Ce qui va demeurer difficile, voire impossible pour de nombreux auteurs, c'est de découvrir son réseau de lecteurs. En devenant l'auteur qui s'édite, il faut donc apprendre à communiquer pour capter l'attention de l'autre. Et communiquer ne signifie pas seulement de clamer "mon livre est le meilleur". Les dernières enquêtes publiées montrent que les réseaux tels que Myspace ou Facebook ne générent rien en terme de ventes de livres ou presque rien (17%). Le réseau Twitter se révèle aussi peu efficace. Il est possible que ces réseaux s'effondrent d'eux mêmes d'ici quelques années, les communautés d'individus seront alors lassés de devenir les voyeurs d'autrui emprisonnés dans leur solitude.
Comment communiquer sur le livre que l'on vient d'éditer soi-même après l'avoir écrit ? Savoir dégager 2 ou 3 lignes de force, mais aussi et surtout être capable de s'inscrire dans un sujet ou une thématique. Ce n'est pas en parlant de soi directement qu'il sera aisé de solliciter l'attention des lecteurs. C'est plutôt en participant aux débats des idées sur le sujet traité dans votre ouvrage. Peut être y aura-t-il plus de livres que des lecteurs ? Tous les experts peuvent se prononcer certes sur l'avenir du livre. Aucune direction précise ne se dessine. Les grandes entreprises qui investissent dans les nouvelles technologies, maquillent leurs résultats pour inventer le marché.
Tout le pouvoir de décision est entre les mains du lecteur. Communiquer vers le lecteur, c'est savoir le séduire, le faire rêver, lui procurer de la pensée. C'est cela, le livre, quelque soit le sujet, c'est de donner les moyens aux lecteurs d'apprendre, de satisfaire sa curiosité et de s'enrichir. Le livre est un territoire de partage. Communiquer via des blogs ou des mails, c'est diffuser des idées, des pensées, des conduites, des réflexions. C'est s'introduire dans la langue (le parler) de l'autre et choisir les mots justes pour que le lecteur accepte de se laisser interpeller.
23:00 Publié dans Création de livres | Lien permanent | Commentaires (0) | Envoyer cette note | Tags : livre à la demande, livre à la carte
22.09.2009
Google : champion de la numérisation des livres ? Pas si sûr...

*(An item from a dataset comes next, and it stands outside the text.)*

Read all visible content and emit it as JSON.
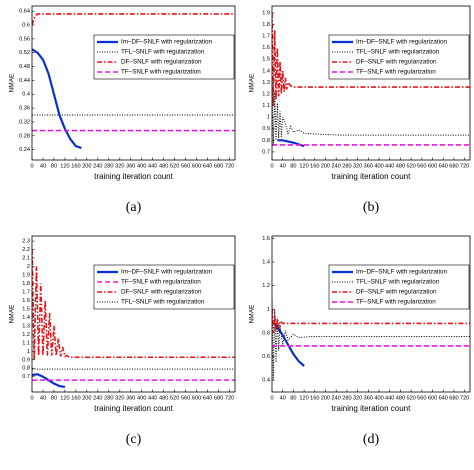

L'information telle qu'elle est pratiquée actuellement a pour mission d'angoisser le citoyen ordinaire. Ainsi à propos de Google, le plus grand "numérisateur" de livres dans le monde, ce géant serait sur le point d'avaler tous nos livres et les redistribuer en en tirant profit, asphyxiant de ce fait la profession de libraire... La culture va disparaître, nous dit-on, les livres vont être bon à mettre au feu, remplacés par des fichiers sur notre téléphone portable. On pourrait remplir toute la note de ce discours inquiétant, qui vagabonde sur le phénomène de la peur.
Il se trouve que par hasard, un internautre m'a envoyé ce lien qui correspond à une recherche d'un titre de livres : "Les Lettres de Mentor à un jeune seigneur", roman paru en 1764 sous la signature de l'Abbé Prévost, et publié à titre posthume. Si vous recherchez ce titre dans la vaste bulle numérique que Google Books a savammant constituée, voici le résultat que vous obtiendrez.
http://www.archive.org/stream/lettresdementor00prgoog/let...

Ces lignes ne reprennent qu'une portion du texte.